Deuxième carrière en grisSon septième titre restera cependant le dernier. Ferrari rate sa monoplace en 2005 et laisse Schumacher simple spectateur de la lutte entre les jeunes Fernando Alonso (Renault) et Kimi Räikkönen (McLaren), malgré une course de toute beauté à Imola. En 2006, Schumacher doit s'incliner face à Alonso, trahi par la fiabilité de sa monture pour la première fois depuis des années. Jean Todt sur le départ, Schumacher annonce sa retraite en fin de saison, poussé par Luca di Montezemolo qui souhaite faire de la place à Räikkönen aux côtés de Massa.
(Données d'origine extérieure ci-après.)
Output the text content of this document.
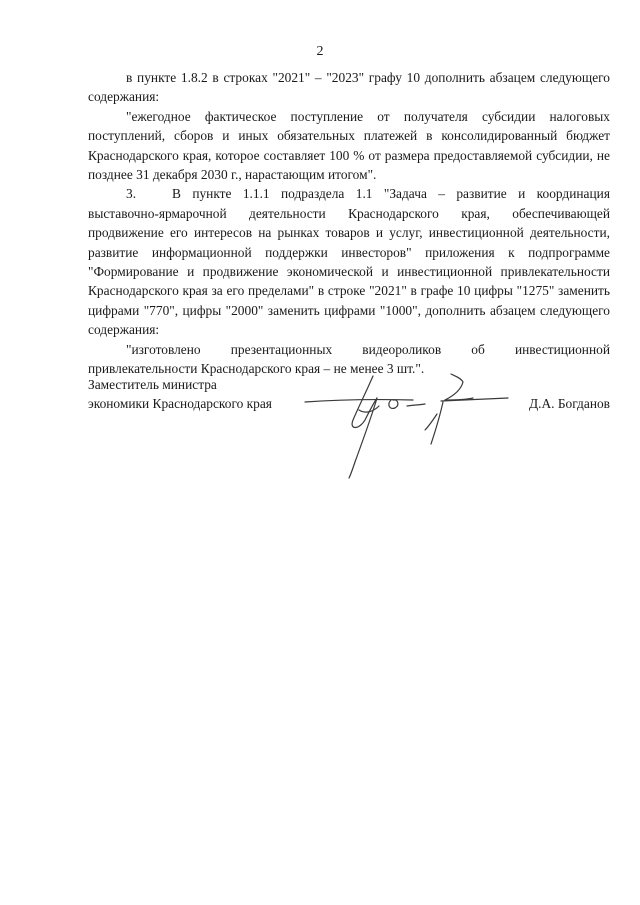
2

в пункте 1.8.2 в строках "2021" – "2023" графу 10 дополнить абзацем следующего содержания:

"ежегодное фактическое поступление от получателя субсидии налоговых поступлений, сборов и иных обязательных платежей в консолидированный бюджет Краснодарского края, которое составляет 100 % от размера предоставляемой субсидии, не позднее 31 декабря 2030 г., нарастающим итогом".

3.	В пункте 1.1.1 подраздела 1.1 "Задача – развитие и координация выставочно-ярмарочной деятельности Краснодарского края, обеспечивающей продвижение его интересов на рынках товаров и услуг, инвестиционной деятельности, развитие информационной поддержки инвесторов" приложения к подпрограмме "Формирование и продвижение экономической и инвестиционной привлекательности Краснодарского края за его пределами" в строке "2021" в графе 10 цифры "1275" заменить цифрами "770", цифры "2000" заменить цифрами "1000", дополнить абзацем следующего содержания:

"изготовлено презентационных видеороликов об инвестиционной привлекательности Краснодарского края – не менее 3 шт.".

Заместитель министра
экономики Краснодарского края	Д.А. Богданов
Mais le cœur n'y est pas. Toujours consultant de luxe pour la Scuderia et participant à la mise au point des Ferrari de route, le septuple champion du monde profite de sa retraite mais on le sent bien en manque d'adrénaline. Karting, moto, rien n'y fait. En plein été 2009, le paddock est en plein émoi : "Schumi" est pressenti pour remplacer Massa, blessé en Hongrie après avoir pris un boulon dans la visière à 250 km/h. En proie à des douleurs cervicales après une chute à moto, Schumacher commence à s'entraîner mais renonce, la mort dans l'âme. Il franchit le pas quelques mois plus tard, cédant aux sirènes de Mercedes. Le constructeur allemand vient de racheter Brawn, écurie championne en titre, et d'engager Nico Rosberg. L'occasion est trop belle pour Schumacher de retourner aux sources, de courir pour la marque qui l'a formé au sein d'une Mannschaft à forte tonalité allemande, tout en retrouvant Ross Brawn avec qui il a décroché tous ses titres.
Hélas, il doit bien vite oublier son rêve d'un retour à la Lauda. L'auto a perdu toute la compétitivité de son ancêtre et ne peut suivre le rythme des Red Bull, McLaren, Ferrari, voire Renault. A 41 ans, Schumacher lui-même est rouillé et souffre de la comparaison avec son jeune équipier. Il réalise cependant une deuxième partie de saison honorable, mais ne termine que neuvième du championnat avec deux fois moins de points que Rosberg (septième). Compte tenu de la médiocrité de la Mercedes et de la valeur de son coéquipier, Schumacher n'a pas à rougir de son bilan. Mais c'est Schumacher... Beaucoup s'étaient bien sûr pris à espérer que le vieux sage vienne donner la leçon à des Vettel ou Hamilton dont il pourrait être le père, ou tout au moins qu'il puisse prétendre régulièrement à la victoire grâce à sa science de la course. Ce retour décevant n'a pas empêché Schumacher de persister en 2011, sans beaucoup plus de succès malgré une saison bien plus consistante par rapport à Rosberg. La rumeur du paddock a dernièrement relayé les doutes du Kaiser sur son avenir en F1. Il s'est empressé de réaffirmer qu'il serait là et bien là en 2012.